What will the Net look like in 2020?

Photo via flickr the waving cat
According to Network World, we won’t recognize the Internet in 10 years. Computer scientists are re-thinking everything.
The National Science Foundation’s Network Technology and System (NeTS) program plans to select anywhere from two to four large-scale research projects to receive grants worth as much as $9 million each to prototype future Internet architectures with bids due first quarter 2010. The challenge is for researchers to come up with ideas that are more secure and more available for everyone: managing user’s identities, embracing wireless optical technologies; consideration of societal impacts.
The Internet research projects chosen for prototyping will run on a new virtual networking lab being built by BBN Technologies. The lab is dubbed GENI for the Global Environment for Network Innovations. The GENI program has developed experimental network infrastructure that’s being installed in U.S. universities. This infrastructure will allow researchers to run large-scale experiments of new Internet architectures in parallel with —but separated from — the day-to-day traffic running on today’s Internet.
Following are 2 experimental projects:
OPPORTUNISTIC NETWORKS
Researchers from Howard University in Washington, D.C. will be experimenting with a new type of mobile wireless network on the GENI platform called Opportunistic Networks. Opportunistic networks would use peer-to-peer communications to transfer communications if the network is unavailable. For example, you may want to send an e-mail from a car in a remote location without network access. With an opportunistic wireless network, your PDA might send that message to a device inside a passing vehicle, which might take the message to a nearby cell tower. Opportunistic mobile networks would be useful for emergency response if the network infrastructure is wiped out by a disaster or is unavailable for a period of time, or for developing countries such as India, which isn’t by traditional wireless infrastructure such as cell towers.
DAVIS SOCIAL LINKS
Davis Social Links is an architecture based on social networking that was developed at the University of California at Davis.

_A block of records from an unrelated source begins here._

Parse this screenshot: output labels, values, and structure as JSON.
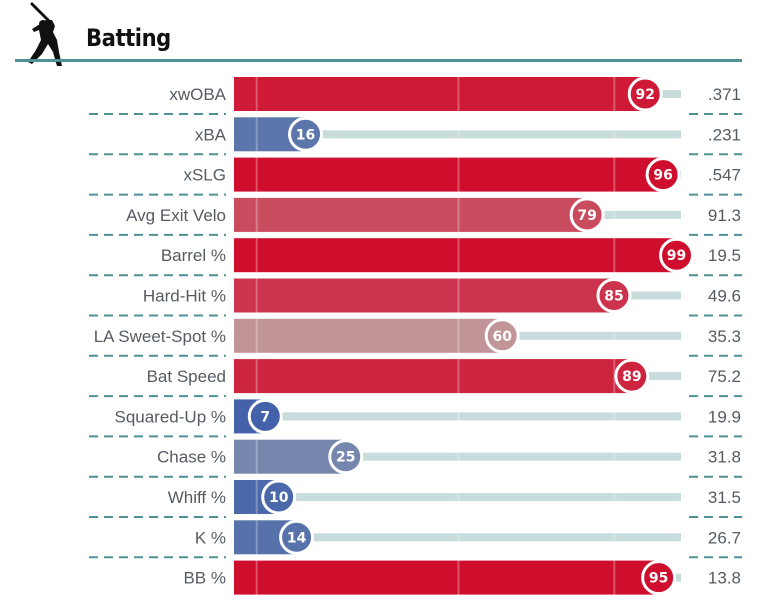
{
  "header": {
    "title": "Batting",
    "icon": "batter-silhouette-icon",
    "rule_color": "#4f9196"
  },
  "chart_data": {
    "type": "bar",
    "title": "Batting",
    "orientation": "horizontal",
    "xlim": [
      0,
      100
    ],
    "gridlines_at": [
      10,
      50,
      90
    ],
    "value_unit": "percentile",
    "colors": {
      "low": "#3d5ea8",
      "mid": "#bdbbb6",
      "high": "#cf0e2e",
      "track": "#c8dcdc",
      "divider": "#4f9196",
      "text": "#555b63"
    },
    "rows": [
      {
        "label": "xwOBA",
        "percentile": 92,
        "value": ".371"
      },
      {
        "label": "xBA",
        "percentile": 16,
        "value": ".231"
      },
      {
        "label": "xSLG",
        "percentile": 96,
        "value": ".547"
      },
      {
        "label": "Avg Exit Velo",
        "percentile": 79,
        "value": "91.3"
      },
      {
        "label": "Barrel %",
        "percentile": 99,
        "value": "19.5"
      },
      {
        "label": "Hard-Hit %",
        "percentile": 85,
        "value": "49.6"
      },
      {
        "label": "LA Sweet-Spot %",
        "percentile": 60,
        "value": "35.3"
      },
      {
        "label": "Bat Speed",
        "percentile": 89,
        "value": "75.2"
      },
      {
        "label": "Squared-Up %",
        "percentile": 7,
        "value": "19.9"
      },
      {
        "label": "Chase %",
        "percentile": 25,
        "value": "31.8"
      },
      {
        "label": "Whiff %",
        "percentile": 10,
        "value": "31.5"
      },
      {
        "label": "K %",
        "percentile": 14,
        "value": "26.7"
      },
      {
        "label": "BB %",
        "percentile": 95,
        "value": "13.8"
      }
    ]
  }
}
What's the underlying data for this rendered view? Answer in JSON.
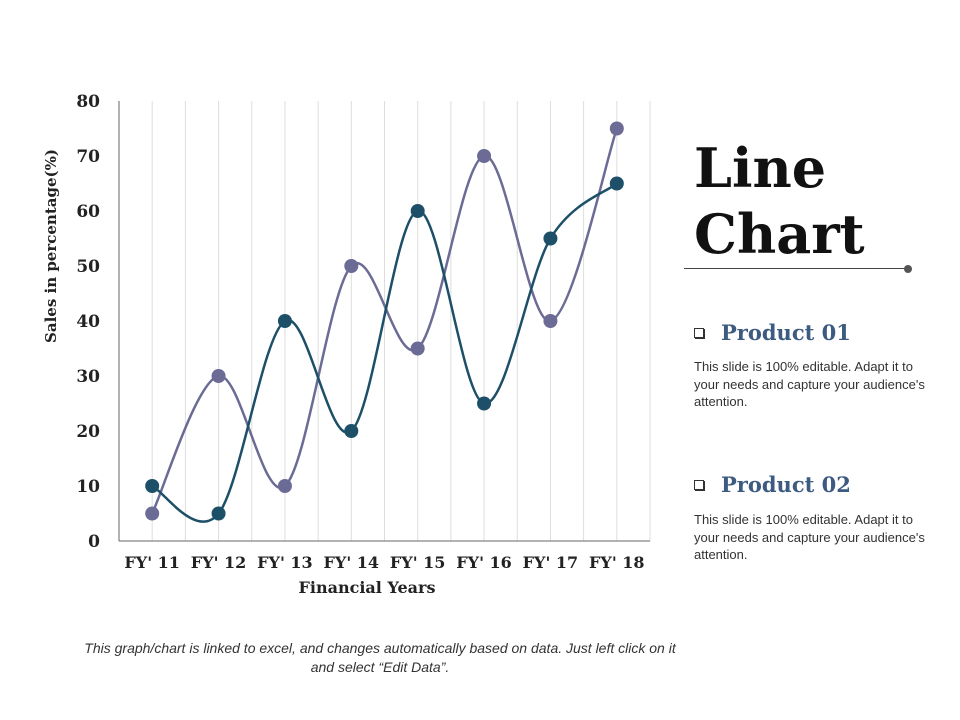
{
  "chart_data": {
    "type": "line",
    "xlabel": "Financial Years",
    "ylabel": "Sales in percentage(%)",
    "categories": [
      "FY' 11",
      "FY' 12",
      "FY' 13",
      "FY' 14",
      "FY' 15",
      "FY' 16",
      "FY' 17",
      "FY' 18"
    ],
    "yticks": [
      0,
      10,
      20,
      30,
      40,
      50,
      60,
      70,
      80
    ],
    "ylim": [
      0,
      80
    ],
    "grid": "vertical",
    "series": [
      {
        "name": "Product 01",
        "values": [
          10,
          5,
          40,
          20,
          60,
          25,
          55,
          65
        ],
        "color": "#1d5068"
      },
      {
        "name": "Product 02",
        "values": [
          5,
          30,
          10,
          50,
          35,
          70,
          40,
          75
        ],
        "color": "#6b6b96"
      }
    ]
  },
  "side": {
    "title_line1": "Line",
    "title_line2": "Chart",
    "legend": [
      {
        "title": "Product 01",
        "desc": "This slide is 100% editable. Adapt it to your needs and capture your audience's attention."
      },
      {
        "title": "Product 02",
        "desc": "This slide is 100% editable. Adapt it to your needs and capture your audience's attention."
      }
    ]
  },
  "footnote": "This graph/chart is linked to excel, and changes automatically based on data. Just left click on it and select “Edit Data”."
}
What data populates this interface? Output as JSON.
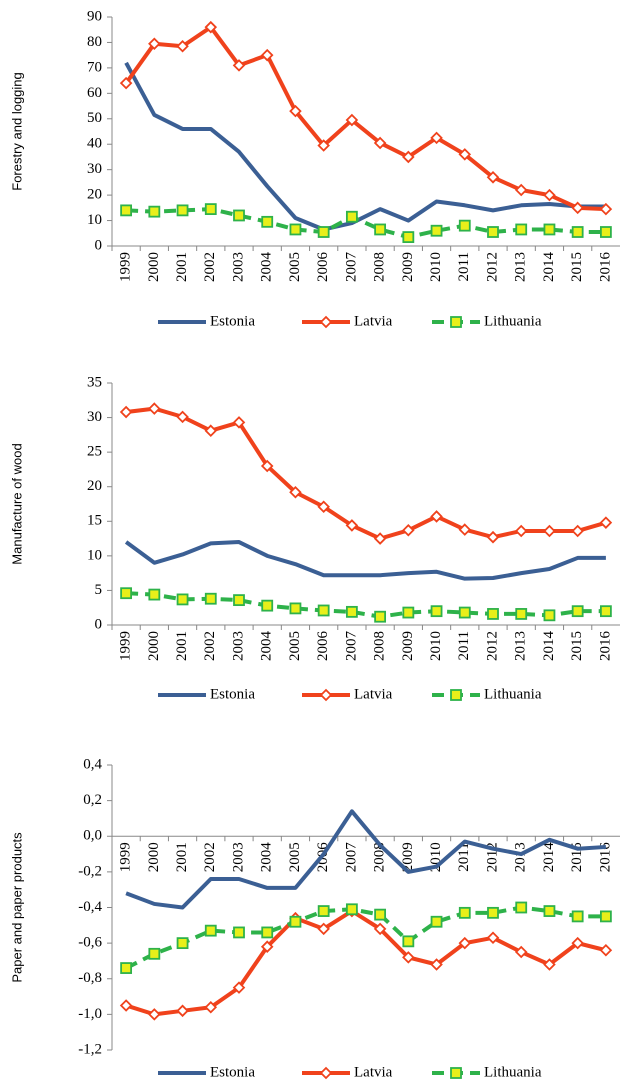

Davis Social Links uses the format of Facebook — with its friends-based ripple effect of connectivity — to propagate connections on the Internet. That’s how it creates connections based on trust and true identities, according to S. Felix Wu, a professor in the Computer Science Department at UC Davis.
“If somebody sends you an e-mail, the only information you have about whether this e-mail is valuable is to look at the sender’s e-mail which can be faked and then look at the content,” Wu says. “If you could provide the receiver of the e-mail with the social relationship with the sender, this will actually help the receiver to set up certain policies about whether the message should be higher or lower priority.”
Also, the social control layer interface under Davis Social Links is like a social version of Google. You type some keywords…and the social Google will give you a list of pointers to some of the social content matching the keywords and the social path to that content.